In place of rigid, fairly static, certificate authorities and root certificates, we need trust anchors that are more flexibile and human-centered. Rather than placing trust in obscure companies, people should be able place their trust in organizations and networks that are familiar. Such trust agility would enable companies and creators to express their trustworthiness in network protocols themselves. Applications then become capable of expressing trustworthy content to people, without intermediation by shadowy central parties. It's a world without censorship or dark pattern algorithms.

Such trust agility trust depends on identity and authenticity. As an industry we’ve invested huge amounts of time and effort into authentication and access control for humans. What we have completely ignored is authentication for the “content” produced by those humans. We've secured the software supply chain, and the physical supply chain, giving no thought to securing the digital media supply chain.

Noosphere Technologies' goal is to level the playing field between humans and the robots. To achieve this goal, we are unbundling and democratizing PKI to make its power available to everyone who needs a recourse to authentic information.

To do that, we are tackling the critical problem of user experience. Every person who uses the internet must be able to benefit from trust signals in a natural and intuitive way.

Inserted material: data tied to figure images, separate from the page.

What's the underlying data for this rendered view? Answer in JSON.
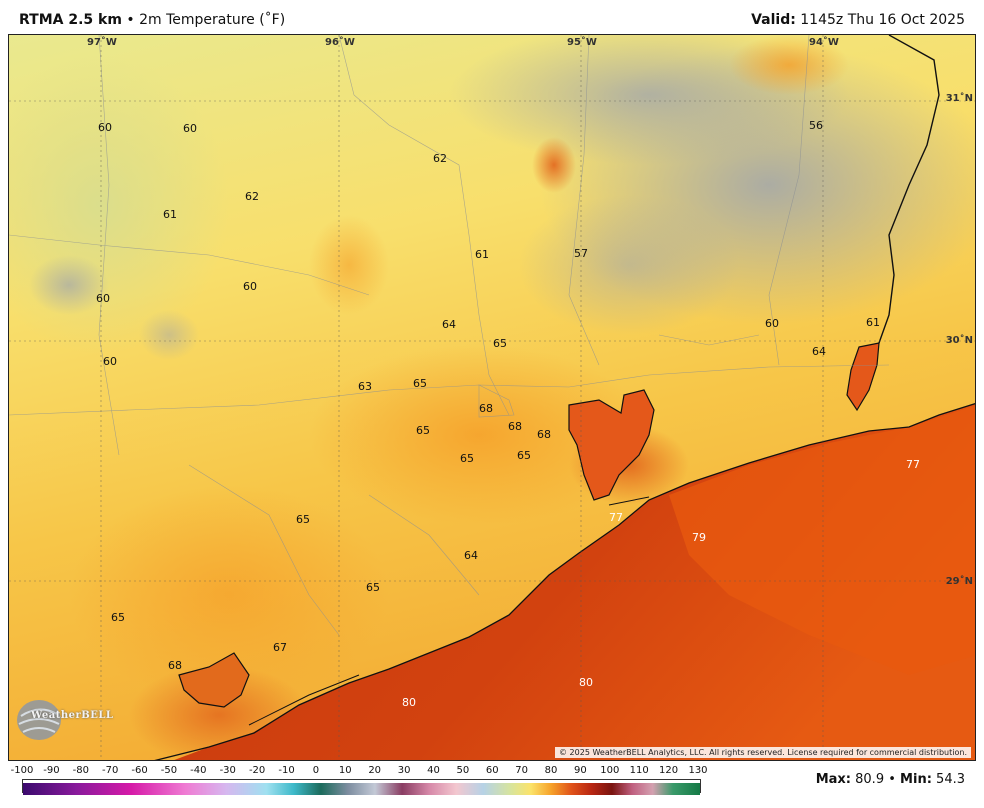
{
  "header": {
    "product": "RTMA 2.5 km",
    "separator": "•",
    "field": "2m Temperature (˚F)",
    "valid_label": "Valid:",
    "valid_time": "1145z Thu 16 Oct 2025"
  },
  "map": {
    "longitude_labels": [
      "97˚W",
      "96˚W",
      "95˚W",
      "94˚W"
    ],
    "latitude_labels": [
      "31˚N",
      "30˚N",
      "29˚N"
    ],
    "station_values": [
      "60",
      "60",
      "62",
      "61",
      "62",
      "61",
      "57",
      "56",
      "60",
      "60",
      "60",
      "64",
      "65",
      "63",
      "65",
      "68",
      "68",
      "68",
      "65",
      "65",
      "65",
      "60",
      "61",
      "64",
      "77",
      "65",
      "64",
      "79",
      "65",
      "65",
      "67",
      "68",
      "80",
      "80",
      "77"
    ],
    "copyright": "© 2025 WeatherBELL Analytics, LLC. All rights reserved. License required for commercial distribution.",
    "logo_text": "WeatherBELL",
    "logo_icon": "globe-swirl-icon",
    "colors": {
      "cool": "#e6e89a",
      "mild": "#fbe36a",
      "warm": "#f6a22a",
      "hot": "#e0531a",
      "gulf": "#cc3a0e",
      "lake_gray": "#9aa0a6"
    }
  },
  "scale": {
    "ticks": [
      "-100",
      "-90",
      "-80",
      "-70",
      "-60",
      "-50",
      "-40",
      "-30",
      "-20",
      "-10",
      "0",
      "10",
      "20",
      "30",
      "40",
      "50",
      "60",
      "70",
      "80",
      "90",
      "100",
      "110",
      "120",
      "130"
    ]
  },
  "stats": {
    "max_label": "Max:",
    "max_value": "80.9",
    "dot": "•",
    "min_label": "Min:",
    "min_value": "54.3"
  }
}
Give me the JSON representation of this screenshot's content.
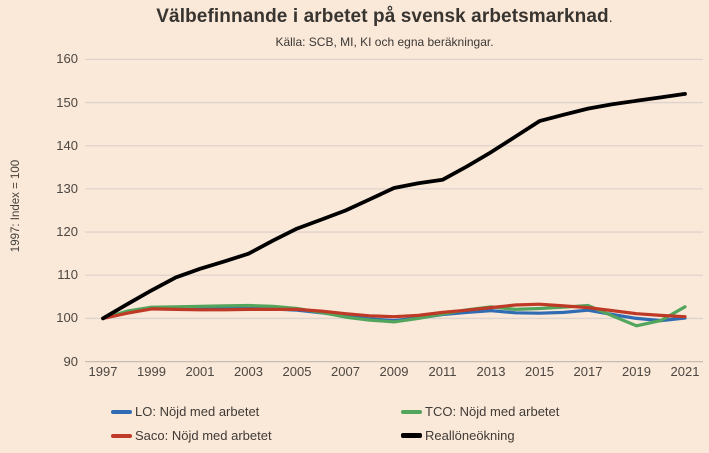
{
  "title": {
    "text": "Välbefinnande i arbetet på svensk arbetsmarknad",
    "period": "."
  },
  "subtitle": "Källa: SCB, MI, KI och egna beräkningar.",
  "y_axis_title": "1997: Index = 100",
  "colors": {
    "background": "#fae8d9",
    "gridline": "#ded4cd",
    "baseline": "#c8bdb3",
    "text": "#4c4741",
    "lo_blue": "#2f6cb3",
    "tco_green": "#52a55c",
    "saco_red": "#bf3a26",
    "reallon_black": "#000000"
  },
  "chart_data": {
    "type": "line",
    "title": "Välbefinnande i arbetet på svensk arbetsmarknad.",
    "subtitle": "Källa: SCB, MI, KI och egna beräkningar.",
    "ylabel": "1997: Index = 100",
    "xlabel": "",
    "ylim": [
      90,
      160
    ],
    "yticks": [
      90,
      100,
      110,
      120,
      130,
      140,
      150,
      160
    ],
    "grid": "horizontal",
    "legend_position": "bottom",
    "x": [
      1997,
      1998,
      1999,
      2000,
      2001,
      2002,
      2003,
      2004,
      2005,
      2006,
      2007,
      2008,
      2009,
      2010,
      2011,
      2012,
      2013,
      2014,
      2015,
      2016,
      2017,
      2018,
      2019,
      2020,
      2021
    ],
    "x_tick_labels": [
      "1997",
      "1999",
      "2001",
      "2003",
      "2005",
      "2007",
      "2009",
      "2011",
      "2013",
      "2015",
      "2017",
      "2019",
      "2021"
    ],
    "series": [
      {
        "name": "LO: Nöjd med arbetet",
        "color": "#2f6cb3",
        "values": [
          100,
          101.6,
          102.3,
          102.4,
          102.3,
          102.3,
          102.5,
          102.2,
          101.9,
          101.3,
          100.6,
          99.9,
          99.5,
          100.1,
          100.9,
          101.4,
          101.8,
          101.3,
          101.2,
          101.4,
          101.9,
          100.9,
          100.0,
          99.5,
          100.1
        ]
      },
      {
        "name": "TCO: Nöjd med arbetet",
        "color": "#52a55c",
        "values": [
          100,
          101.7,
          102.6,
          102.7,
          102.8,
          102.9,
          103.0,
          102.8,
          102.3,
          101.4,
          100.3,
          99.6,
          99.2,
          100.0,
          101.0,
          102.0,
          102.7,
          102.1,
          102.3,
          102.6,
          103.0,
          100.6,
          98.3,
          99.5,
          102.7
        ]
      },
      {
        "name": "Saco: Nöjd med arbetet",
        "color": "#bf3a26",
        "values": [
          100,
          101.2,
          102.2,
          102.1,
          102.0,
          102.0,
          102.1,
          102.1,
          102.1,
          101.7,
          101.1,
          100.6,
          100.4,
          100.7,
          101.4,
          101.9,
          102.5,
          103.1,
          103.3,
          102.9,
          102.5,
          101.8,
          101.1,
          100.7,
          100.4
        ]
      },
      {
        "name": "Reallöneökning",
        "color": "#000000",
        "values": [
          100,
          103.3,
          106.5,
          109.5,
          111.5,
          113.2,
          115.0,
          118.0,
          120.8,
          122.9,
          125.0,
          127.6,
          130.2,
          131.3,
          132.1,
          135.2,
          138.5,
          142.1,
          145.7,
          147.2,
          148.6,
          149.6,
          150.4,
          151.2,
          152.0
        ]
      }
    ]
  }
}
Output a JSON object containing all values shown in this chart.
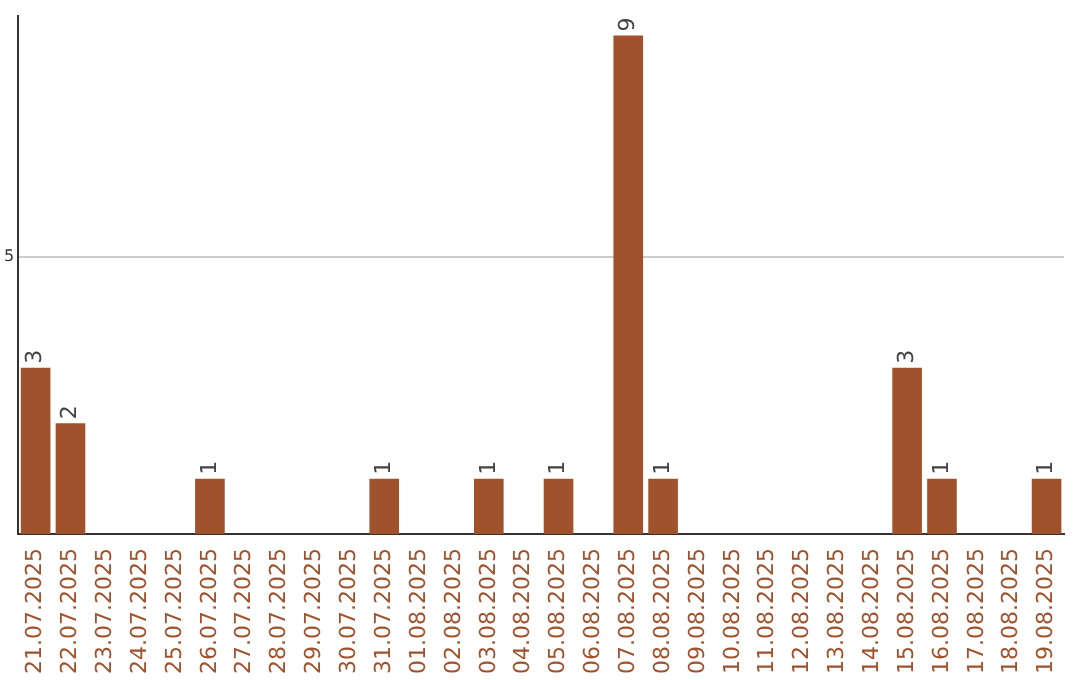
{
  "chart_data": {
    "type": "bar",
    "categories": [
      "21.07.2025",
      "22.07.2025",
      "23.07.2025",
      "24.07.2025",
      "25.07.2025",
      "26.07.2025",
      "27.07.2025",
      "28.07.2025",
      "29.07.2025",
      "30.07.2025",
      "31.07.2025",
      "01.08.2025",
      "02.08.2025",
      "03.08.2025",
      "04.08.2025",
      "05.08.2025",
      "06.08.2025",
      "07.08.2025",
      "08.08.2025",
      "09.08.2025",
      "10.08.2025",
      "11.08.2025",
      "12.08.2025",
      "13.08.2025",
      "14.08.2025",
      "15.08.2025",
      "16.08.2025",
      "17.08.2025",
      "18.08.2025",
      "19.08.2025"
    ],
    "values": [
      3,
      2,
      0,
      0,
      0,
      1,
      0,
      0,
      0,
      0,
      1,
      0,
      0,
      1,
      0,
      1,
      0,
      9,
      1,
      0,
      0,
      0,
      0,
      0,
      0,
      3,
      1,
      0,
      0,
      1
    ],
    "value_labels": [
      "3",
      "2",
      null,
      null,
      null,
      "1",
      null,
      null,
      null,
      null,
      "1",
      null,
      null,
      "1",
      null,
      "1",
      null,
      "9",
      "1",
      null,
      null,
      null,
      null,
      null,
      null,
      "3",
      "1",
      null,
      null,
      "1"
    ],
    "color": "#a0522d",
    "ylim": [
      0,
      9.35
    ],
    "yticks": [
      5
    ],
    "grid": "y",
    "legend": false
  }
}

We're also tackling the problem of app integration. The system is no good to anyone if developers can't easily add capabilities to whatever app they're building. Here we're drawing on our backgrounds in API management and developer experience to provide APIs, SDKs, and CLIs, that make trust signals available to people using a huge variety of apps, from newsreaders, to instant messaging, to gaming and beyond.

We’re building API-first services that make trust relationships transparent and manageable for non-technical people. To accomplish this, we’re building trust infrastructure, trust protocols, and trust services that enable trust agility -- putting the power to curate trust relationship in the hands of everyone on the internet.

In the process, we hope to secure our human-to-human future and restore some of the decentralized spontaneity and anarchy of the 1990's pre-social media platform internet.